"Fraternal-twin" ferroelectricity: competing polar states in hydrogen-doped samarium nickelate from first principles

TL;DR

This study uses first-principles calculations to investigate hydrogen-doped samarium nickelate, revealing a novel 'fraternal-twin' ferroelectric state characterized by competing polar configurations and large polarization changes.

Contribution

It introduces the concept of 'fraternal-twin' ferroelectricity in hydrogen-doped SNO, highlighting competing polar states and their energy landscape under strain.

Findings

Hydrogen dissociates and localizes electrons, creating local dipoles.

Switching polar states faces high energy barriers due to tilt patterns.
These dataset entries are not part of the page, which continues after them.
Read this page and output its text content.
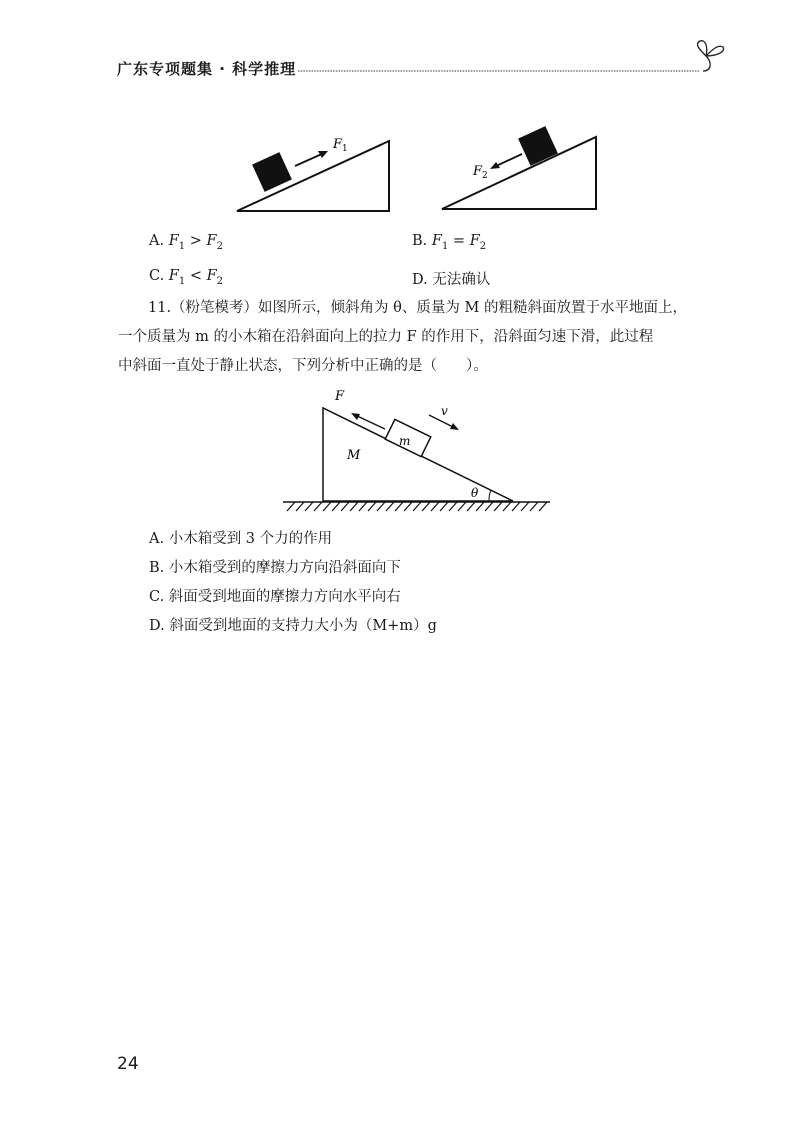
广东专项题集 · 科学推理
$F_1$
$F_2$
A. $F_1 > F_2$	B. $F_1 = F_2$
C. $F_1 < F_2$	D. 无法确认
11.（粉笔模考）如图所示，倾斜角为 θ、质量为 M 的粗糙斜面放置于水平地面上，
一个质量为 m 的小木箱在沿斜面向上的拉力 F 的作用下，沿斜面匀速下滑，此过程
中斜面一直处于静止状态，下列分析中正确的是（　　）。
m
M
F
v
θ
A. 小木箱受到 3 个力的作用
B. 小木箱受到的摩擦力方向沿斜面向下
C. 斜面受到地面的摩擦力方向水平向右
D. 斜面受到地面的支持力大小为（M+m）g
24
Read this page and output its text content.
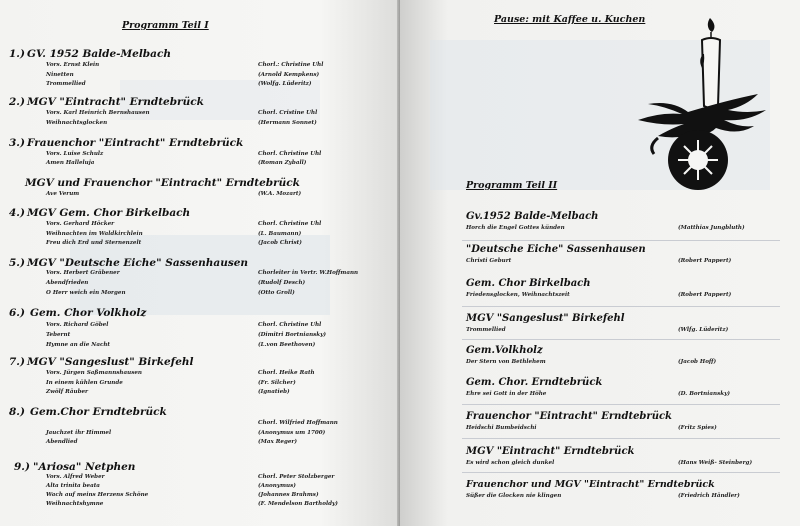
Programm Teil I
1.) GV. 1952 Balde-Melbach
Vors. Ernst Klein	Chorl.: Christine Uhl
Ninetten	(Arnold Kempkens)
Trommellied	(Wolfg. Lüderitz)
2.) MGV "Eintracht" Erndtebrück
Vors. Karl Heinrich Bernshausen	Chorl. Cristine Uhl
Weihnachtsglocken	(Hermann Sonnet)
3.) Frauenchor "Eintracht" Erndtebrück
Vors. Luise Schulz	Chorl. Christine Uhl
Amen Halleluja	(Roman Zyball)
MGV und Frauenchor "Eintracht" Erndtebrück
Ave Verum	(W.A. Mozart)
4.) MGV Gem. Chor Birkelbach
Vors. Gerhard Höcker	Chorl. Christine Uhl
Weihnachten im Waldkirchlein	(L. Baumann)
Freu dich Erd und Sternenzelt	(Jacob Christ)
5.) MGV "Deutsche Eiche" Sassenhausen
Vors. Herbert Gräbener	Chorleiter in Vertr. W.Hoffmann
Abendfrieden	(Rudolf Desch)
O Herr weich ein Morgen	(Otto Groll)
6.) Gem. Chor Volkholz
Vors. Richard Göbel	Chorl. Christine Uhl
Tebernt	(Dimitri Bortniansky)
Hymne an die Nacht	(L.von Beethoven)
7.) MGV "Sangeslust" Birkefehl
Vors. Jürgen Saßmannshausen	Chorl. Heike Rath
In einem kühlen Grunde	(Fr. Silcher)
Zwölf Räuber	(Ignatieb)
8.) Gem.Chor Erndtebrück
Chorl. Wilfried Hoffmann
Jauchzet ihr Himmel	(Anonymus um 1700)
Abendlied	(Max Reger)
9.) "Ariosa" Netphen
Vors. Alfred Weber	Chorl. Peter Stolzberger
Alta trinita beata	(Anonymus)
Wach auf meins Herzens Schöne	(Johannes Brahms)
Weihnachtshymne	(F. Mendelson Bartholdy)
Pause: mit Kaffee u. Kuchen
Programm Teil II
Gv.1952 Balde-Melbach
Horch die Engel Gottes künden	(Matthias Jungbluth)
"Deutsche Eiche" Sassenhausen
Christi Geburt	(Robert Pappert)
Gem. Chor Birkelbach
Friedensglocken, Weihnachtszeit	(Robert Pappert)
MGV "Sangeslust" Birkefehl
Trommellied	(Wlfg. Lüderitz)
Gem.Volkholz
Der Stern von Bethlehem	(Jacob Hoff)
Gem. Chor. Erndtebrück
Ehre sei Gott in der Höhe	(D. Bortniansky)
Frauenchor "Eintracht" Erndtebrück
Heidschi Bumbeidschi	(Fritz Spies)
MGV "Eintracht" Erndtebrück
Es wird schon gleich dunkel	(Hans Weiß- Steinberg)
Frauenchor und MGV "Eintracht" Erndtebrück
Süßer die Glocken nie klingen	(Friedrich Händler)
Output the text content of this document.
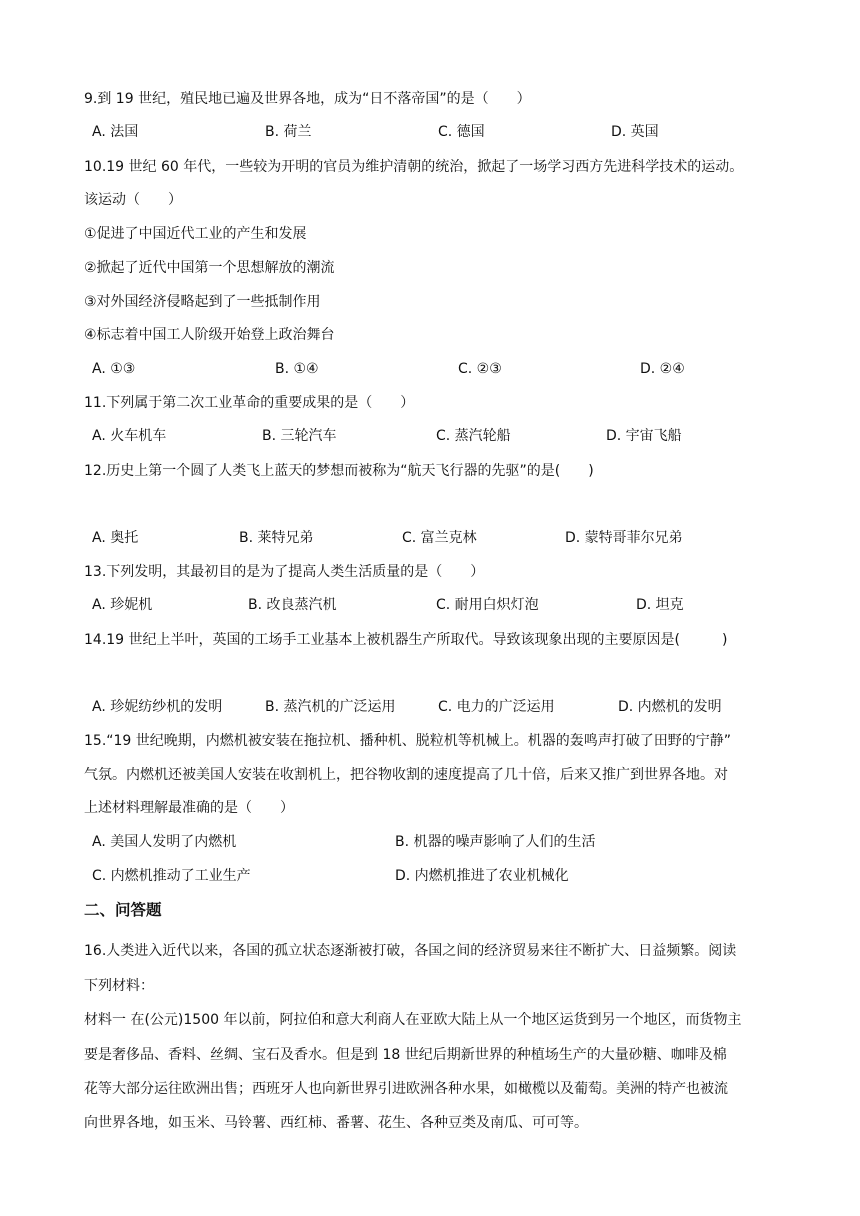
9.到 19 世纪，殖民地已遍及世界各地，成为“日不落帝国”的是（　　）
A. 法国	B. 荷兰	C. 德国	D. 英国
10.19 世纪 60 年代，一些较为开明的官员为维护清朝的统治，掀起了一场学习西方先进科学技术的运动。
该运动（　　）
①促进了中国近代工业的产生和发展
②掀起了近代中国第一个思想解放的潮流
③对外国经济侵略起到了一些抵制作用
④标志着中国工人阶级开始登上政治舞台
A. ①③	B. ①④	C. ②③	D. ②④
11.下列属于第二次工业革命的重要成果的是（　　）
A. 火车机车	B. 三轮汽车	C. 蒸汽轮船	D. 宇宙飞船
12.历史上第一个圆了人类飞上蓝天的梦想而被称为“航天飞行器的先驱”的是(　　)
A. 奥托	B. 莱特兄弟	C. 富兰克林	D. 蒙特哥菲尔兄弟
13.下列发明，其最初目的是为了提高人类生活质量的是（　　）
A. 珍妮机	B. 改良蒸汽机	C. 耐用白炽灯泡	D. 坦克
14.19 世纪上半叶，英国的工场手工业基本上被机器生产所取代。导致该现象出现的主要原因是(　　　)
A. 珍妮纺纱机的发明	B. 蒸汽机的广泛运用	C. 电力的广泛运用	D. 内燃机的发明
15.“19 世纪晚期，内燃机被安装在拖拉机、播种机、脱粒机等机械上。机器的轰鸣声打破了田野的宁静”
气氛。内燃机还被美国人安装在收割机上，把谷物收割的速度提高了几十倍，后来又推广到世界各地。对
上述材料理解最准确的是（　　）
A. 美国人发明了内燃机	B. 机器的噪声影响了人们的生活
C. 内燃机推动了工业生产	D. 内燃机推进了农业机械化
二、问答题
16.人类进入近代以来，各国的孤立状态逐渐被打破，各国之间的经济贸易来往不断扩大、日益频繁。阅读
下列材料：
材料一 在(公元)1500 年以前，阿拉伯和意大利商人在亚欧大陆上从一个地区运货到另一个地区，而货物主
要是奢侈品、香料、丝绸、宝石及香水。但是到 18 世纪后期新世界的种植场生产的大量砂糖、咖啡及棉
花等大部分运往欧洲出售；西班牙人也向新世界引进欧洲各种水果，如橄榄以及葡萄。美洲的特产也被流
向世界各地，如玉米、马铃薯、西红柿、番薯、花生、各种豆类及南瓜、可可等。
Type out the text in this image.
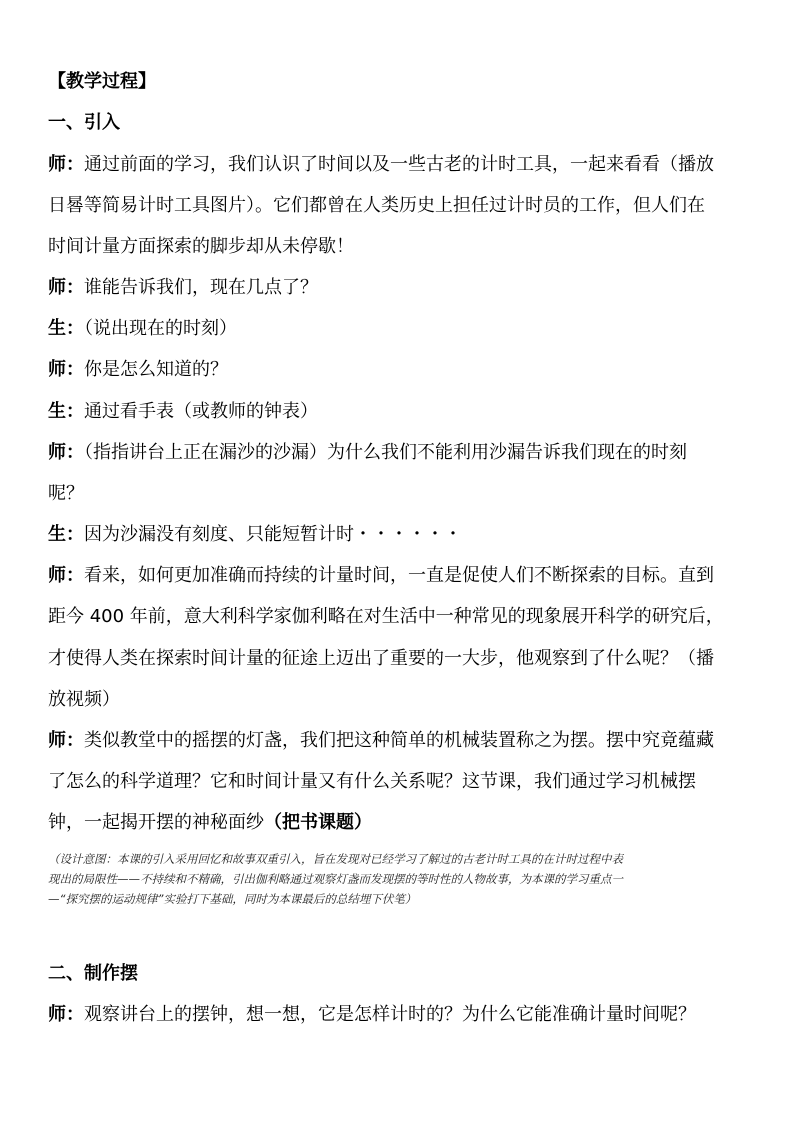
【教学过程】
一、引入
师：通过前面的学习，我们认识了时间以及一些古老的计时工具，一起来看看（播放
日晷等简易计时工具图片）。它们都曾在人类历史上担任过计时员的工作，但人们在
时间计量方面探索的脚步却从未停歇！
师：谁能告诉我们，现在几点了？
生：（说出现在的时刻）
师：你是怎么知道的？
生：通过看手表（或教师的钟表）
师：（指指讲台上正在漏沙的沙漏）为什么我们不能利用沙漏告诉我们现在的时刻
呢？
生：因为沙漏没有刻度、只能短暂计时・・・・・・
师：看来，如何更加准确而持续的计量时间，一直是促使人们不断探索的目标。直到
距今 400 年前，意大利科学家伽利略在对生活中一种常见的现象展开科学的研究后，
才使得人类在探索时间计量的征途上迈出了重要的一大步，他观察到了什么呢？（播
放视频）
师：类似教堂中的摇摆的灯盏，我们把这种简单的机械装置称之为摆。摆中究竟蕴藏
了怎么的科学道理？它和时间计量又有什么关系呢？这节课，我们通过学习机械摆
钟，一起揭开摆的神秘面纱（把书课题）
（设计意图：本课的引入采用回忆和故事双重引入，旨在发现对已经学习了解过的古老计时工具的在计时过程中表
现出的局限性——不持续和不精确，引出伽利略通过观察灯盏而发现摆的等时性的人物故事，为本课的学习重点一
—“探究摆的运动规律”实验打下基础，同时为本课最后的总结埋下伏笔）
二、制作摆
师：观察讲台上的摆钟，想一想，它是怎样计时的？为什么它能准确计量时间呢？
Epitaxial strain enables low-barrier electron relocation, causing large polarization changes.

Abstract

Reversible intercalation of hydrogen into samarium nickelate, SmNiO$_3$ (SNO), has been of recent interest. Upon entering SNO, the hydrogen dissociates: the H$^+$ binds to an oxygen and the valence electron localizes on a nearby NiO$_6$ octahedron, resulting in a local dipole moment. In this work, we use first-principles calculations to explore the polar states of hydrogen-doped SNO at a concentration of 1/4 hydrogen per Ni. The inherent tilt pattern of SNO and the presence of the interstitial hydrogen present an insurmountable energy barrier to switch these polar states to their symmetry-related states under inversion. We find a sufficiently low barrier to move the localized electron to a neighboring NiO$_6$ octahedron, a state unrelated by symmetry but equal in energy under epitaxial strain, resulting in a large change in polarization. We term this unconventional ferroelectric a "fraternal-twin" ferroelectric.